Hi ST,
Thanks for the note, and yes, this is better on the 'art' thread. Re: Keynes, I find his commentary both amusing and useful. One fact (out of hundreds) that I didn't learn in school regarding Keynes was that in addition to being the leading economic thinker of the 30's and 40's (d. 1946), was that he was an active speculator in commodities. He initiated a position in wheat futures in the Chicago market in early 1937, (trading from his home base of King's College, Cambridge). Soon, not enough contracts were available to him in Chicago and the action took him into the Buenos Aires market as well. As luck would have it, his positions went under water and Keynes decided to take delivery of the wheat he had contracted for, rather than take the loss.

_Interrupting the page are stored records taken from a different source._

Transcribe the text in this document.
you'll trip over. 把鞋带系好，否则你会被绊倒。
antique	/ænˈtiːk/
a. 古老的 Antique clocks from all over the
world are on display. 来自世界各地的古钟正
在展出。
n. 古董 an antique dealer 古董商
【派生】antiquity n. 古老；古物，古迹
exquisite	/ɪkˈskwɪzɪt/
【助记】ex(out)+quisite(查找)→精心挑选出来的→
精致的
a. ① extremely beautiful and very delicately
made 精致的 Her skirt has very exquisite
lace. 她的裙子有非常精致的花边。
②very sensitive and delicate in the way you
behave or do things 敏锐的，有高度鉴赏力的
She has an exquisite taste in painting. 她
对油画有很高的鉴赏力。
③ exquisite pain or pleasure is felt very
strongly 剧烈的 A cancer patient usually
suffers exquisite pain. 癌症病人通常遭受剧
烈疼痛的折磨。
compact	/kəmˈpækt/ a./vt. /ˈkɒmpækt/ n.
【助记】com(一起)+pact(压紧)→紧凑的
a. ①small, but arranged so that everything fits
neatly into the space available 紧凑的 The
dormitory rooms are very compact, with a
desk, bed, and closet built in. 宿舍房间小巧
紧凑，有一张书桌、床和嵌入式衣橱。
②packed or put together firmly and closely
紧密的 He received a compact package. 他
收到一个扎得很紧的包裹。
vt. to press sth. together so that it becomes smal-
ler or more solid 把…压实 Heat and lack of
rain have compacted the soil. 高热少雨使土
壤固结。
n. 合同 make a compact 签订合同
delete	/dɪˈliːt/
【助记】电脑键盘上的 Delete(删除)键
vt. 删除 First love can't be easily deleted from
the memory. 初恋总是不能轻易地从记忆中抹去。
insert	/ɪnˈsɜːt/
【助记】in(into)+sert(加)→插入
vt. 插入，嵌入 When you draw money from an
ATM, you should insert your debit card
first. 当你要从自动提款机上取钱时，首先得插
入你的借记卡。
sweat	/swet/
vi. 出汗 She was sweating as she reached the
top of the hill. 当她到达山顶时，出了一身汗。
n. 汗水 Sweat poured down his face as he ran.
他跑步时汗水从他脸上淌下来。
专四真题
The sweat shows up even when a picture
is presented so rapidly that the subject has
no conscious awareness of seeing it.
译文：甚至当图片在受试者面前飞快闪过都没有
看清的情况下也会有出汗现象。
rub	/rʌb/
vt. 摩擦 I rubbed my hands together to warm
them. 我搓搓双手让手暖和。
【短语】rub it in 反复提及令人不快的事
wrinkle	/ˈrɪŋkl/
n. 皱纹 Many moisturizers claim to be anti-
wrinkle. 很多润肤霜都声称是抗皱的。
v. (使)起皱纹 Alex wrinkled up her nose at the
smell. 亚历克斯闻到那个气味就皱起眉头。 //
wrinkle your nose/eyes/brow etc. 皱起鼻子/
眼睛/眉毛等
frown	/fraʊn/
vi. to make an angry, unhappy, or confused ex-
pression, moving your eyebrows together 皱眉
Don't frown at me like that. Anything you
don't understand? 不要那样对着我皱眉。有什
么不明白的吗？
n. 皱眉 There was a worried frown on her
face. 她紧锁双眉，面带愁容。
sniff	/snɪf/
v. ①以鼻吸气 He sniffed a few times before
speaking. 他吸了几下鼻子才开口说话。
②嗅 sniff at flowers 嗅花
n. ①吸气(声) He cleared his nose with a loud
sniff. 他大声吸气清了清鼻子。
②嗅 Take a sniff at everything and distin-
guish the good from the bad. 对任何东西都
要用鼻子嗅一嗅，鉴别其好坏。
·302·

As the ships steamed up the Thames and into London, Keynes was spotted measuring up the King's College chapel for use as a temporary grainary! He discovered that it was too small by half. You see, at the time Keynes owned the equivalent of a one month's supply of wheat for all of Great Britain. Since prices hadn't improved by the time the first of the ships docked, Keynes met the seller's representative to inspect the grain. Keynes claimed, and was subsequently proven correct, that the grain was not clean. (The standard test was to count the number of weevils in a cubic foot of grain, a tally over 30 weevils meant rejection.) So for the next month, the sellers agent directed day laborers in the removal of weevils from the wheat. At about the third week of this tweezer time, a stockbroker who happened to be a member of the Tuesday Club (Keynes was the Corresponding Secretary of this illustrious economics/investment club), and privy to the machinations of Prof. Keynes, ran into one of England's largest wheat millers. The flour man complained bitterly about some "damn speculator" who had cornered the wheat market. The broker kept his mouth shut, but reported back to Keynes. Indeed, prices moved up sharply due to an acute shortage of wheat and Keynes made a tidy profit when he finally released the grain onto the spot market!

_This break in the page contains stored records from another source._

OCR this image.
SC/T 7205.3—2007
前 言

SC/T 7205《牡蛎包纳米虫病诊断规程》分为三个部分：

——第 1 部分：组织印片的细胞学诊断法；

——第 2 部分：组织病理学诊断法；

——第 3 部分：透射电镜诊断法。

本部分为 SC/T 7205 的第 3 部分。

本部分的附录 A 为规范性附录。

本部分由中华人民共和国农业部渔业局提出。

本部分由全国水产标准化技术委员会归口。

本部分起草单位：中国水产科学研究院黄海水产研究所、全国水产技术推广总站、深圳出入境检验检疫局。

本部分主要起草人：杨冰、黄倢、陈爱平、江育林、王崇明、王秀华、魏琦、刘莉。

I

Re: Livermore, indeed he was a great thinker about the opportunities in the market. In April, 1929 he correctly identified the extreme speculative nature of the general market. He went short and by August was completely and utterly busted as the market continued toward the heavens. Just two months before he would have become a very rich man he put a gun to his head in the bathroom of his suite in a New York and ended one of Wall Street's most notorious careers. If you are not familiar with it, "Reminiscences of a Stock Operator" by William Lefebvre is a fictionalized history of Livermore's life.